Until I rode the K75C hard for five days through the Dolomites, I’d have agreed. On first sight, this silver 750 with saddlebags looked like just another semi-stripper from BMW, a bike I’d understood to be that company’s attempt to get a, financially strapped rider onto a K-bike. And as the owner of a K100RS, I have to admit greeting the K75C with a certain disdain. I expected little from it, other than leisurely acceleration, imprecise steering and virtually no weather protection.

A thousand kilometers down the road, I was in love with the thing.

Now, keep in mind that riding in the Alps can make you love just about any motorcycle. Even so, this K-bike was special—in that it was not special, and yet allowed me to have as much fun as I could stand while keeping me wonderfully comfortable, day after day.

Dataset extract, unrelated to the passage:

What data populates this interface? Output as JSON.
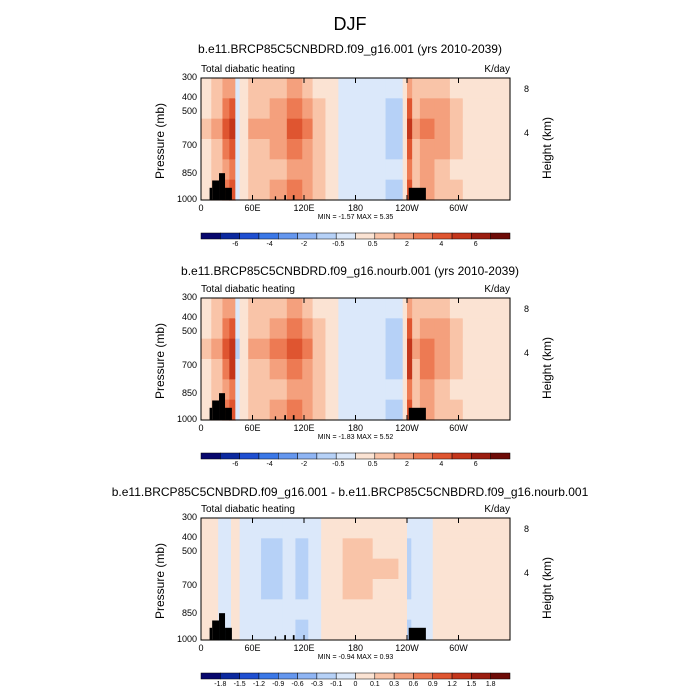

I won’t bore you with the details of my conversion, or with a catalog of the road-tester’s notes on chassisjacking (minimal), suspension (excellent), brakes (soggy but okay in front, squealish in back), tires (too narrow for real berserko work) and riding position (just flat wonderful,

all day, every day). Suffice it to say that all the bike’s good traits, in concert with its superb engine (good for an honest redline in top gear on the autobahn, and smooth, un-buzzy power throughout the rev range) made me get off it only with reluctance at the end of each day.

It reminded me of other bikes with solid-gold hearts and too little acclaim; bikes like Suzuki’s GS850GL, GS750 and GS1000, Honda’s twincam F-series, Yamaha’s superb EuroXJ650.

It also reminded me how great the irony involved when we compare the state-of-the-art in bikes with cars. Today, the buyer of any reasonably well-fitted-out sedan expects everything in his pacakage, from handling to comfort and seating/cargo flexibility. It’s as if all the best cars followed Saab’s lead, and have become jacks of all trades and masters of quite a few. A Saab 9000 Turbo driver, for instance, gives up nothing to any sportscar, just as he gives up little to any plush four-door or even station wagon. Yet our bikes have gone the other direction, becoming so highly specialized that they astound us with performance in certain areas and give us virtually no performance in others.

That we continue to accept this is the result of many things, not least of which is the sheer attractiveness of the highly focused hardware. But perhaps the greatest cause is the aforementioned lack of a suitable alternative. Many riders, particularly those of us who fondly remember the doeverything bikes, found—or at least thought we found—nothing in today’s new-bike showrooms that seemed to continue the concept well enough to merit our serious consideration. So, for those who have little interest in highly specialized bikes, the last five years have been like a severe drought.

For me, at least, the K75C means the drought is over. And should any motorcycle manufacturing executive care to consider where his next-generation sales might come from now that the demographic bulge of hormonally supercharged kids is maturing out of the dollar zone, let him take a ride-a long, hard ride-on the K75C to discover the meaning of raised standards.